L’absence de Nick Suzuki et de Sean Monahan permet à Martin St-Louis de tester différentes options au centre, et Rem Pitlick a eu droit à un essai mercredi. Contre des Maple Leafs qui jouaient sans leurs deux premiers centres (John Tavares est blessé et Auston Matthews avait congé), Pitlick évitait les confrontations corsées, mais rien n’y a fait. Le volubile attaquant est nettement plus dans son élément à l’aile qu’au centre. Il a connu une soirée pénible aux mises au jeu, notamment sur une séquence en début de deuxième période où il a perdu trois mises au jeu en zone défensive, coup sur coup, résultats de dégagements refusés du Tricolore. Les Leafs ont failli marquer après une de ces mises au jeu. Pitlick aurait tout intérêt à se montrer apte à jouer au centre, car pour les attaquants au statut un peu plus précaire, la polyvalence est un atout intéressant.

Un espoir emballant

Nick Robertson n’a toujours rien démontré dans la Ligue nationale, mais ses talents de marqueur sont connus-et attendus-depuis longtemps à Toronto. Est-ce que ce sera la saison où il s’établira dans la LNH ? On le saura dans quelques semaines, mais s’il aligne les performances comme celle de mercredi, ses chances sont bonnes. Robertson a été l’attaquant le plus menaçant des Leafs, avec un tir d’une grande qualité et un coup de patin amélioré pour un joueur dont c’était une des faiblesses, plus jeune. Choix de 2tour des Leafs en 2019, Robertson a enchaîné avec une fabuleuse saison de 55 buts en 46 matchs dans la Ligue junior de l’Ontario (OHL), mais la pandémie l’a empêché d’écrire son histoire jusqu’au bout. La saison dernière, avec les Marlies, il a marqué 16 fois en 28 matchs. Le petit frère de Jason Robertson, des Stars, sera à surveiller pour un poste dans le top 9, et l’absence de John Tavares pour les trois prochaines semaines fait en sorte que les prétendants auront davantage de chances de se faire valoir.
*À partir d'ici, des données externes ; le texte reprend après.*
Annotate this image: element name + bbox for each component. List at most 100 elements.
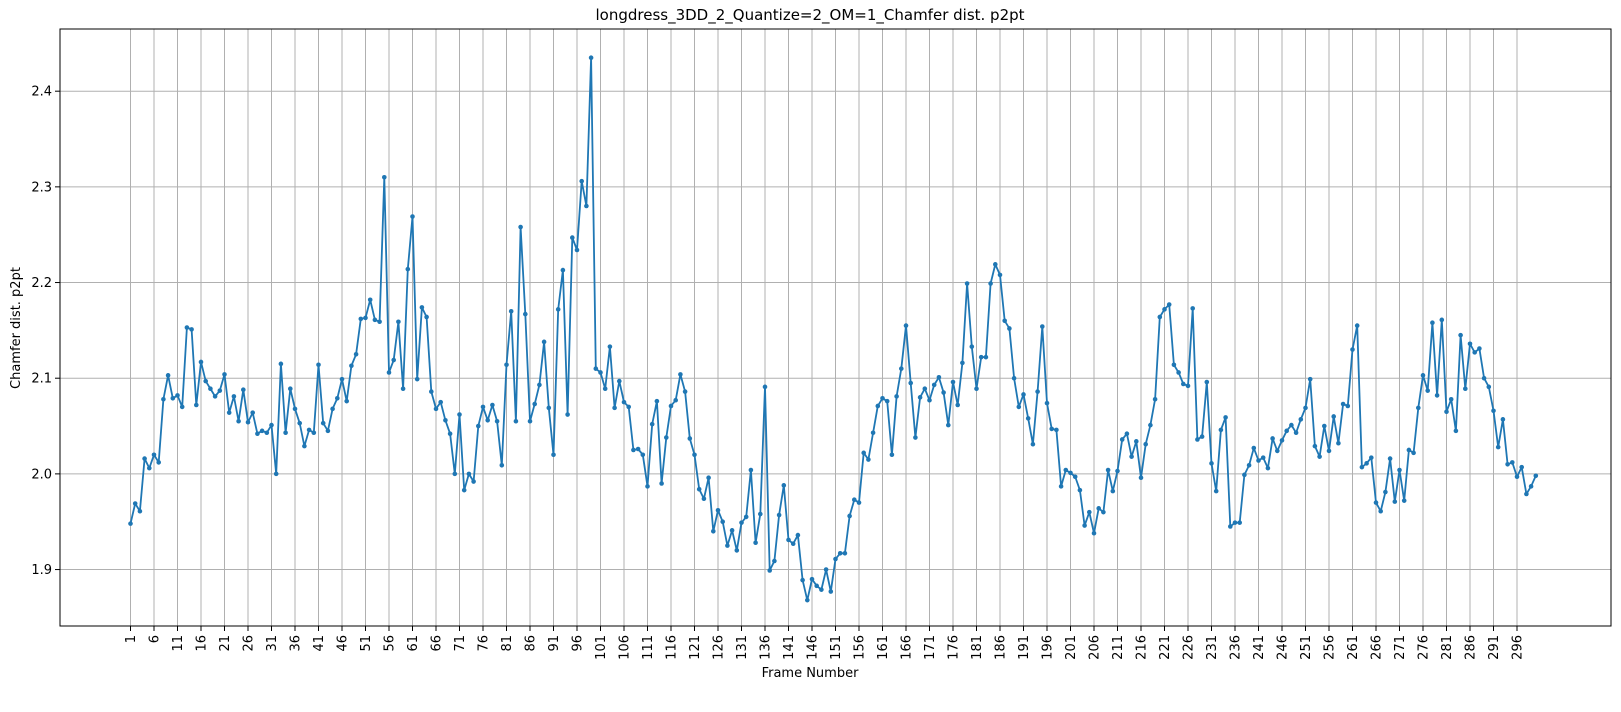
data-point [725, 543, 730, 548]
data-point [184, 325, 190, 330]
data-point [1148, 422, 1153, 428]
data-point [1251, 445, 1257, 451]
data-point [170, 396, 176, 401]
data-point [1260, 455, 1266, 460]
data-point [1152, 396, 1158, 402]
data-point [189, 327, 194, 332]
data-point [1115, 468, 1120, 474]
x-tick-label: 261 [1346, 635, 1361, 660]
data-point [302, 443, 307, 449]
data-point [795, 532, 801, 538]
data-point [1383, 489, 1388, 495]
data-point [1143, 441, 1148, 447]
data-point [1397, 467, 1402, 473]
data-point [1035, 389, 1040, 394]
x-tick-label: 71 [453, 635, 468, 652]
data-point [856, 500, 862, 505]
data-point [1373, 500, 1379, 505]
data-point [687, 436, 693, 441]
x-tick-label: 91 [547, 635, 562, 652]
x-tick-label: 16 [195, 635, 210, 652]
data-point [537, 382, 542, 388]
data-point [1439, 317, 1445, 323]
data-point [485, 418, 491, 423]
data-point [1096, 506, 1101, 511]
data-point [1406, 447, 1412, 453]
x-tick-label: 221 [1158, 635, 1173, 660]
data-point [927, 397, 932, 403]
data-point [1392, 499, 1398, 504]
x-tick-label: 201 [1064, 635, 1079, 660]
data-point [1030, 441, 1036, 447]
x-tick-label: 236 [1229, 635, 1244, 660]
data-point [1425, 388, 1430, 393]
data-point [1058, 484, 1064, 489]
x-tick-label: 121 [688, 635, 703, 660]
data-point [1162, 307, 1167, 312]
data-point [316, 362, 321, 368]
data-point [1040, 324, 1045, 329]
data-point [283, 430, 288, 436]
data-point [993, 262, 998, 267]
data-point [602, 386, 608, 392]
data-point [715, 507, 721, 513]
x-tick-label: 266 [1370, 635, 1385, 660]
data-point [175, 393, 180, 398]
data-point [833, 556, 838, 562]
data-point [400, 386, 406, 392]
data-point [339, 376, 345, 382]
data-point [866, 457, 871, 462]
data-point [823, 567, 829, 572]
data-point [678, 372, 683, 377]
x-tick-label: 196 [1041, 635, 1056, 660]
data-point [598, 370, 603, 375]
data-point [1209, 461, 1214, 466]
data-point [349, 363, 354, 369]
data-point [1129, 454, 1134, 459]
data-point [800, 577, 805, 583]
data-point [870, 430, 876, 436]
data-point [837, 550, 843, 556]
data-point [617, 378, 622, 384]
data-point [640, 452, 646, 458]
data-point [292, 406, 298, 412]
data-point [1289, 422, 1294, 428]
x-tick-label: 291 [1487, 635, 1502, 660]
data-point [762, 384, 768, 390]
data-point [1232, 520, 1238, 525]
data-point [931, 382, 937, 388]
data-point [899, 366, 904, 371]
data-point [673, 397, 678, 403]
data-point [696, 486, 702, 492]
data-point [828, 589, 834, 594]
x-tick-label: 191 [1017, 635, 1032, 660]
data-point [852, 497, 857, 503]
x-tick-label: 216 [1135, 635, 1150, 660]
y-tick-label: 2.3 [31, 180, 52, 195]
data-point [255, 431, 260, 437]
x-tick-label: 296 [1511, 635, 1526, 660]
data-point [894, 394, 899, 399]
data-point [226, 410, 232, 415]
data-point [588, 55, 594, 60]
data-point [1533, 473, 1539, 479]
data-point [165, 373, 171, 378]
data-point [518, 224, 523, 230]
data-point [1119, 437, 1125, 442]
data-point [805, 597, 810, 603]
data-point [269, 422, 274, 428]
data-point [490, 402, 495, 408]
x-tick-label: 116 [665, 635, 680, 660]
x-tick-label: 141 [782, 635, 797, 660]
data-point [701, 496, 707, 502]
data-point [880, 396, 885, 401]
data-point [1190, 306, 1195, 311]
data-point [344, 398, 350, 404]
data-point [1204, 379, 1210, 385]
x-tick-label: 286 [1464, 635, 1479, 660]
data-point [941, 390, 946, 395]
data-point [1270, 436, 1275, 441]
data-point [335, 396, 340, 401]
data-point [414, 376, 420, 382]
data-point [1124, 431, 1130, 437]
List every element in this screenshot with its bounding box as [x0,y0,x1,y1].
Patinez-vous de reculons ?

Situation incongrue chez les Leafs. Le défenseur Jordie Benn a abdiqué après trois présences en première période, avant d’être imité par Carl Dahlström en début de période. Les Torontois ont donc dû terminer le match avec quatre défenseurs naturels, ce qui a forcé des attaquants, notamment l’ancien des Predators Calle Järnkrok, à effectuer quelques présences à la ligne bleue. S’ils devaient s’absenter à moyen terme, leur perte s’ajouterait à celle de Timothy Liljegren (blessé). S’il y en a un qui doit se frotter les mains en poussant un rire machiavélique, c’est l’agent de Rasmus Sandin, joueur autonome avec compensation qui ne s’est toujours pas entendu avec les Leafs pour la saison à venir…

Ils ont dit

En première période, on a bien commencé, mais on a pris deux punitions, ç’a enlevé le momentum. Je n’ai pas haï notre deuxième, mais on n’a pas exécuté. La troisième, je l’ai bien aimée.

Martin St-Louis

On a intégré différents concepts à chaque match. C’est beaucoup pour les jeunes ou les nouveaux à absorber. On veut pas les submerger, on veut les coacher. Si t’attends une compréhension et une exécution immédiates, tu ne comprends pas ce qu’est l’enseignement.

Martin St-Louis

Je serais gardien si on me le demandait ! J’essaie d’être le plus polyvalent possible pour l’équipe, donc si ça implique de jouer à gauche ou à droite, je vais le faire.

Jordan Harris

On a joué assez bien, mais il y a eu des erreurs individuelles, ils ont eu des avantages numériques et ils en ont profité.